Правда, в чин приема Ольги были внесены существенные изменения. Собственно, благодаря этим изменениям описание ее приема и дошло до нашего времени. Император Константин составлял обрядник, свод дипломатических норм и разного рода казусов, могущих послужить образцом для его преемников на престоле, и в первую очередь для его багрянородного сына и соправителя Романа. В случае с «архонтиссой Росии» императору пришлось задействовать в церемонии приема женскую половину своей семьи — супругу Елену, «августу» ромеев, и невестку, жену своего сына и соправителя, а также жен сановников. Очевидно, такое было впервые в практике византийского двора, а потому император скрупулезно перечислял обусловленные этим изменения в обычной церемонии. При этом — повторюсь еще раз — он совершенно не имел в виду предоставить своему сыну-читателю сколько-нибудь развернутый рассказ о том, что в действительности происходило в тот день в императорском дворце. Напротив, император по возможности уходит от всякой конкретики. Содержательная часть переговоров совершенно не интересует его, и все свое внимание он сосредотачивает исключительно на протокольных подробностях происходящего.

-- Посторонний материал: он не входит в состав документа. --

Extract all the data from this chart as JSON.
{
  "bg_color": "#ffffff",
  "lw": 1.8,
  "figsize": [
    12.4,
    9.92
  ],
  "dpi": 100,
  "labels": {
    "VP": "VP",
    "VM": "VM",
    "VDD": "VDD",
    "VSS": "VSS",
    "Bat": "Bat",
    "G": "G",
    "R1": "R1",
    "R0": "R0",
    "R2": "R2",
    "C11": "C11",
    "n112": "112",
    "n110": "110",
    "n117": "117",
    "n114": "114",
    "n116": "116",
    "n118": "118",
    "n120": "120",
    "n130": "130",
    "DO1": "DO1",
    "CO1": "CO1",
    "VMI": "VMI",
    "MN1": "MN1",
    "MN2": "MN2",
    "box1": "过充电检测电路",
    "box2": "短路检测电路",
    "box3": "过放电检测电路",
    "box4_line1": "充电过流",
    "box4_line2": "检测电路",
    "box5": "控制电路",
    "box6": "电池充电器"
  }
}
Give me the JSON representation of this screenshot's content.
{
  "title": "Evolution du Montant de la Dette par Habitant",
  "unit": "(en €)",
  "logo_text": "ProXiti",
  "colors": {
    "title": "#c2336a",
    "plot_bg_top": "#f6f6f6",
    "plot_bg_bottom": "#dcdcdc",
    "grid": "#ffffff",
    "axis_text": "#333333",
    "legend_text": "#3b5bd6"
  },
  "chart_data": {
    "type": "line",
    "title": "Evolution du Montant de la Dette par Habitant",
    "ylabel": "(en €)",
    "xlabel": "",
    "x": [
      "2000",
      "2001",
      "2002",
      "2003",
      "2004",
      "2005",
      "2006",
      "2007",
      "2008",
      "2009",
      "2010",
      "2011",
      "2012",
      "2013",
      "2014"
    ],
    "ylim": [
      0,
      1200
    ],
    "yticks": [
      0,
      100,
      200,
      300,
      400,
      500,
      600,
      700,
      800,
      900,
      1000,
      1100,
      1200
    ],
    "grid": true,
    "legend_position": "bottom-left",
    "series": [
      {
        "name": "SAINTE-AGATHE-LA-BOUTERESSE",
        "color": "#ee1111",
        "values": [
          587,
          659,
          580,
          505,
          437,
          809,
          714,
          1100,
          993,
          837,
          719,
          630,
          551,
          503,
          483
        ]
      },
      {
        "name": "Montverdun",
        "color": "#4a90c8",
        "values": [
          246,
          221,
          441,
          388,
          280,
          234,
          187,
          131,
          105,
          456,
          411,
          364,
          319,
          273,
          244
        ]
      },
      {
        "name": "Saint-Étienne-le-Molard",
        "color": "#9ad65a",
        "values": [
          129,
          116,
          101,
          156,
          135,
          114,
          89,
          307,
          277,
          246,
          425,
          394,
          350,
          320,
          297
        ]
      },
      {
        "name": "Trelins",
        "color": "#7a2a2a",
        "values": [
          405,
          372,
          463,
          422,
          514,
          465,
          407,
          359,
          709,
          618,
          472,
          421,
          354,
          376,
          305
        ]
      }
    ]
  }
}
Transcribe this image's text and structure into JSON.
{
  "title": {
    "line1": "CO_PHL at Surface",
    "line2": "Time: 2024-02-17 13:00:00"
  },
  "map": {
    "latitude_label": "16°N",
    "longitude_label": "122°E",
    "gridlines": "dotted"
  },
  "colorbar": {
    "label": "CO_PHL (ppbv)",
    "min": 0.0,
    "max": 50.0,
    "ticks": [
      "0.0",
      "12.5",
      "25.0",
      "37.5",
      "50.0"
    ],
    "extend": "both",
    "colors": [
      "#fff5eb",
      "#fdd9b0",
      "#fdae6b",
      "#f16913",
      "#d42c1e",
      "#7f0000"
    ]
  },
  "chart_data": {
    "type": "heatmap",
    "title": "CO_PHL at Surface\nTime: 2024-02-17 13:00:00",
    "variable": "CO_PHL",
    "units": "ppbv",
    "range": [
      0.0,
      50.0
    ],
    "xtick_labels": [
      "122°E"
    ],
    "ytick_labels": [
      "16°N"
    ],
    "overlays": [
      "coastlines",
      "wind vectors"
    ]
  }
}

Это обстоятельство вызывает вполне понятную досаду историков. Разумеется, нам гораздо интереснее было бы знать, о чем шла речь во время переговоров императора с русской княгиней и зачем она вообще приезжала в Константинополь, а не то, где она стояла во время приема, на каком месте сидела во время обеда или какими тканями был украшен помост, на котором стояло золотое царское кресло. Но что делать? Приходится довольствоваться тем, что есть. Труд Константина — и при отмеченном его недостатке — остается бесценным историческим источником, и наша задача заключается в том, чтобы по возможности «выжать» из него максимум информации.

вернуться

156

«Иностранных послов встречали на границе, — пишет современный исследователь, — начиная с этого момента они находились на содержании казны, их торжественно сопровождали в Константинополь, где канцелярия варваров покрывала расходы на содержание посла и его свиты» (Гийу А. Византийская цивилизация / Пер. с фр. Д. Лоевского. Екатеринбург, 2005. С. 164.).

вернуться

157

В Новгородской Первой летописи младшего извода, напротив, говорится о том, что император не замедлил принять русскую княгиню: «…поведаша цесарю приход ея, и абие цесарь возва ю к собе; она же иде к нему, ничто же медлящи» (НПЛ. С. 113). Но это, как уже говорилось выше (см. прим. 24), результат позднейшего редактирования текста. О гипотетических расчетах времени ожидания Ольгой первого приема см. также ниже, прим. 110.

вернуться

158

В литературе неоднократно предпринимались попытки обосновать обратное со ссылкой на якобы имевшие место случаи использования в качестве официального, «протокольного» имени языческое (Острогорский Г.А. Византия и киевская княгиня Ольга. С. 1466; Назаренко А.В. Древняя Русь… С. 273—275). Названные авторы, в частности, ссылались на надписи на печатях и монетах русских князей X—XI вв. Но все они выполнены на русском языке, т. е. предназначены для «внутреннего пользования». Невозможно себе представить, чтобы в греческой легенде на печати русского князя (а они известны) было бы использовано княжеское, а не крестильное, имя. Тем более следует исключить использование княжеского, а не крестильного, имени в официальном документе византийского происхождения.